What It Actually Costs

The bird itself is often the cheapest part. Budgies and finches typically cost $20 to $60, while cockatiels, lovebirds, and conures range from $80 to $300 or more depending on color mutations and breeder reputation. The real ongoing expenses break down like this:

  • Food: $10 to $50 per month, depending on the bird’s size and dietary needs. A pellet-based diet supplemented with fresh vegetables and fruit, following the 50 to 75 percent pellets guideline recommended by veterinary nutritionists, costs more than a bag of seed mix but dramatically improves your bird’s health and longevity.
  • Toys and enrichment: $10 to $50 per month. Parrots destroy toys as part of healthy foraging behavior, so replacements are ongoing. Finches and canaries need far less.
  • Veterinary care: $50 to $200 for an annual checkup, with additional costs for illness or emergencies. Avian vets can be harder to find than dog-and-cat practices, so it’s worth locating one before you bring a bird home.

Keeping Your Bird Safe at Home

Birds have uniquely sensitive respiratory systems, and a surprising number of common household items can sicken or kill them. The most notorious hazard is nonstick cookware. When overheated, the coating releases fumes that are lethal to birds within minutes, often before you even notice a smell.

Beyond cookware, the Merck Veterinary Manual lists dozens of everyday toxins for birds: cleaning products like bleach, ammonia, and oven cleaners. Personal care items including nail polish remover, hair dye, perfume, and sunscreen. Household supplies like scented candles, air fresheners, permanent markers, and mothballs. Even certain houseplants, such as poinsettias and mistletoe, are dangerous.

The practical rule is to keep birds out of the kitchen entirely and never use aerosol products, strong cleaning chemicals, or anything with heavy fumes in the same room as your bird. Avocado is toxic to every pet bird species. Chocolate, caffeine, and alcohol are as well. When in doubt, assume something is unsafe until you’ve confirmed otherwise.

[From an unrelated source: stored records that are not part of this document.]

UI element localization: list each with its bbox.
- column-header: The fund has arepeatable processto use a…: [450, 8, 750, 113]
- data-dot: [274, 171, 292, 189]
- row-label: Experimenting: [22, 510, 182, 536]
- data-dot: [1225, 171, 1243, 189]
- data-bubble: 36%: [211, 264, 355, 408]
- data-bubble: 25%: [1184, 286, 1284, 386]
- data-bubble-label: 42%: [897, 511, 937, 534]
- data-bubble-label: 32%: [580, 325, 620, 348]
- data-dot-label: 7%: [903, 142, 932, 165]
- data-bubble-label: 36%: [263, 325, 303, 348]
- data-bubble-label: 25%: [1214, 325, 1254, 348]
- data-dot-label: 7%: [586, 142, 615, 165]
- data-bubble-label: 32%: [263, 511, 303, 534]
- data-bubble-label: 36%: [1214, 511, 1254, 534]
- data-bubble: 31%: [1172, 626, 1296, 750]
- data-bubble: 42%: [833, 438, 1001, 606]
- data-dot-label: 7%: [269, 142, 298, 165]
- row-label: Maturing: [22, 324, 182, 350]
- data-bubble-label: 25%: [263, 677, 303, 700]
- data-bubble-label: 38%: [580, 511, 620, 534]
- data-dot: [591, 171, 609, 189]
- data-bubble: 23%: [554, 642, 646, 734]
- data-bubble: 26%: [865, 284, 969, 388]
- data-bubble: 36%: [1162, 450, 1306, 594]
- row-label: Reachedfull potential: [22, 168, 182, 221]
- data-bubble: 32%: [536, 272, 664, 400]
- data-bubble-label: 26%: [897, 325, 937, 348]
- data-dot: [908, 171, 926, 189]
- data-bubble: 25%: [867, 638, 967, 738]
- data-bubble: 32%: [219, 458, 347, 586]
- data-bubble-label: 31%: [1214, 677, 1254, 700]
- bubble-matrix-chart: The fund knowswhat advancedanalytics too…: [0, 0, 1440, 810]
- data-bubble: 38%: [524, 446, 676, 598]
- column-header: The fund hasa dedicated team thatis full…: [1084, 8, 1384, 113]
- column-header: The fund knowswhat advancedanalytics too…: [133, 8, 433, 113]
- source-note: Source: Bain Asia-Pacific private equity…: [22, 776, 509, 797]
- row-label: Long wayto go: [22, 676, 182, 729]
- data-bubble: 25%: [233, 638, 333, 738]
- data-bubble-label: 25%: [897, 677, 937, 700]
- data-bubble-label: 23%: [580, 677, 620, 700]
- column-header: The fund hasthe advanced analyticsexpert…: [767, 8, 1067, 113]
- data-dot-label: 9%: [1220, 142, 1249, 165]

Choosing Based on Your Lifestyle

The “best” bird is the one that matches how you actually live, not the one you find most appealing on a video. If you work from home and want a companion that sits on your shoulder while you type, a cockatiel or green-cheeked conure will thrive. If you work long hours and want something low-maintenance, a pair of finches or a canary will do well with minimal direct interaction as long as they have space to fly.

If you live in an apartment with shared walls, budgies, canaries, finches, cockatiels, and parrotlets are all quiet enough to avoid neighbor complaints. Larger parrots and some conure species can produce screams that carry through concrete, so they’re best suited to houses. And if you’re choosing a bird for a family with kids, budgies and green-cheeked conures are the most tolerant of multiple handlers. Lovebirds and parrotlets, while charming, are more likely to bond with one person and bite everyone else.